The normal flora of the pharynx includes a large number of species that should be neither fully identified nor reported when observed in throat cultures:
• viridans (alpha-haemolytic) streptococci and pneumococci
• nonpathogenic Neisseria spp
• Branhamella (formerly Neisseria) catarrhalis (this can also be a respiratory pathogen)
• staphylococci (S. aureus, S. epidermidis)
• Haemophilus spp
• yeasts (Candida spp) in limited quantity
• various strictly anaerobic Gram-positive cocci and Gram-negative rods, spirochaetes and filamentous forms.

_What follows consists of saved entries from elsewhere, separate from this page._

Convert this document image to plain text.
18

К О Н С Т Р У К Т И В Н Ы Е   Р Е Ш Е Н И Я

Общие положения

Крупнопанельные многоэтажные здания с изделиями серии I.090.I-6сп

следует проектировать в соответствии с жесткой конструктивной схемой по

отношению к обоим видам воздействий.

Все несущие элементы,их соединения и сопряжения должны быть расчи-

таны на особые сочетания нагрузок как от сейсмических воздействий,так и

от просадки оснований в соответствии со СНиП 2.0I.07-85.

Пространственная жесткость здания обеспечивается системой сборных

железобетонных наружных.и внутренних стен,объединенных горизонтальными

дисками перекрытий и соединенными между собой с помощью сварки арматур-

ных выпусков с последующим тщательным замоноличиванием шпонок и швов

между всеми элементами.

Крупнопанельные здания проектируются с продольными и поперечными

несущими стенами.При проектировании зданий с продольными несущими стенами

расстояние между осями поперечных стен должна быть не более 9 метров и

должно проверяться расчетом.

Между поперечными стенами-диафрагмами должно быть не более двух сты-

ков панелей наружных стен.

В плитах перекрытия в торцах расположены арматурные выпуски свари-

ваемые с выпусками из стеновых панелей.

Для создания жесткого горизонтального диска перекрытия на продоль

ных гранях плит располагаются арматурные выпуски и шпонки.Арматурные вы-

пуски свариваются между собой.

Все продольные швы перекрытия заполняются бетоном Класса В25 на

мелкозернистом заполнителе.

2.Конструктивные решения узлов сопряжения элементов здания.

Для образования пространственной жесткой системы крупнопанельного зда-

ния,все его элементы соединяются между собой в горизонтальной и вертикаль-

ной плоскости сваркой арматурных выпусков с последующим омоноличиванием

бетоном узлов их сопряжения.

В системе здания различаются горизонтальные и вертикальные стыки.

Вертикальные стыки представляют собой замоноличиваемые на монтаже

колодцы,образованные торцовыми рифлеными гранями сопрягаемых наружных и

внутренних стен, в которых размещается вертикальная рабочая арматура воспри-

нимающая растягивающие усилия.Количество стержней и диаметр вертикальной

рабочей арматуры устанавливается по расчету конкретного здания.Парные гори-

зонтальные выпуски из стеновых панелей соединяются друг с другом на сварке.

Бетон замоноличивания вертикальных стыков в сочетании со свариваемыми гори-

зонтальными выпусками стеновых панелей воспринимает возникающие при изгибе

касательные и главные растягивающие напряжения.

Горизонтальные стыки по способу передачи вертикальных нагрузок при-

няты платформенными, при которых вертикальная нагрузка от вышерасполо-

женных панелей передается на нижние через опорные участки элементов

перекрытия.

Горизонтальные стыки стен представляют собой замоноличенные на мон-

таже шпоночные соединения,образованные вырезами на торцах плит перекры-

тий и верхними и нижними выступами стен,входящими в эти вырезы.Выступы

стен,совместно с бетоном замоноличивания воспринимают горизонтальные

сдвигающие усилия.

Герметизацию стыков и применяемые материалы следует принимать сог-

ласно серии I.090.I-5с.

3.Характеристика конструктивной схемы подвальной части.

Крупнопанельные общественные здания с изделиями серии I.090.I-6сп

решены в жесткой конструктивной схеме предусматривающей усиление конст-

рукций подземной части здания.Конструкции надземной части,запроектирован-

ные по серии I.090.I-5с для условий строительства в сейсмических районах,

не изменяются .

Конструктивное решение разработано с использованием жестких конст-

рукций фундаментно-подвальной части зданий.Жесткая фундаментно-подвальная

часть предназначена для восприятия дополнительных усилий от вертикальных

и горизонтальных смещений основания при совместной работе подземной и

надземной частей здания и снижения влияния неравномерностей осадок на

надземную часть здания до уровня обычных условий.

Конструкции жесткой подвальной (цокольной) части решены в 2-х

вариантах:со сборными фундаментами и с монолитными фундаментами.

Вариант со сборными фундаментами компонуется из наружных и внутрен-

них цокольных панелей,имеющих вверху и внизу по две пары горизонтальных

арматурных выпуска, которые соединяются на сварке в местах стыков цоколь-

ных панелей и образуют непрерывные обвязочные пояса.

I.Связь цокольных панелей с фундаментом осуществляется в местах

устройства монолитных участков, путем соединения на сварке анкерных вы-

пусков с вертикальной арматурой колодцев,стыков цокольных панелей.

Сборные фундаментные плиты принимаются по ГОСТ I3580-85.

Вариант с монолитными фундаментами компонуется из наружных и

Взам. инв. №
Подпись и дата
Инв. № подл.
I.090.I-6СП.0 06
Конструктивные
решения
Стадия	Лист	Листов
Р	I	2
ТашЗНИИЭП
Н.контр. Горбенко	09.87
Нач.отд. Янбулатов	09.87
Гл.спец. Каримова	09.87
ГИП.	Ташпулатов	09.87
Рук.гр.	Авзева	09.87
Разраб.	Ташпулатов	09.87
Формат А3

The throats of elderly, immunodeficient, or malnourished patients, particularly when they have received antibiotics, may be colonized by Enterobacteriaceae (Escherichia coli, Klebsiella spp, etc.) and by the nonfermentative Gram-negative groups (Acinetobacter spp and Pseudomonas spp). Such patients may also have in their pharynx a proliferation of S. aureus or of Candida spp, or other yeast-like fungi. Although these microorganisms do not cause pharyngitis, except in association with granulocytopenia, it is advisable to report such isolates to the clinician, as they occasionally indicate the existence of (or may sometimes give rise to) a lower respiratory tract infection (e.g., pneumonia) or bacteraemia. However, an antibiogram should not be performed routinely on these colonizing microorganisms.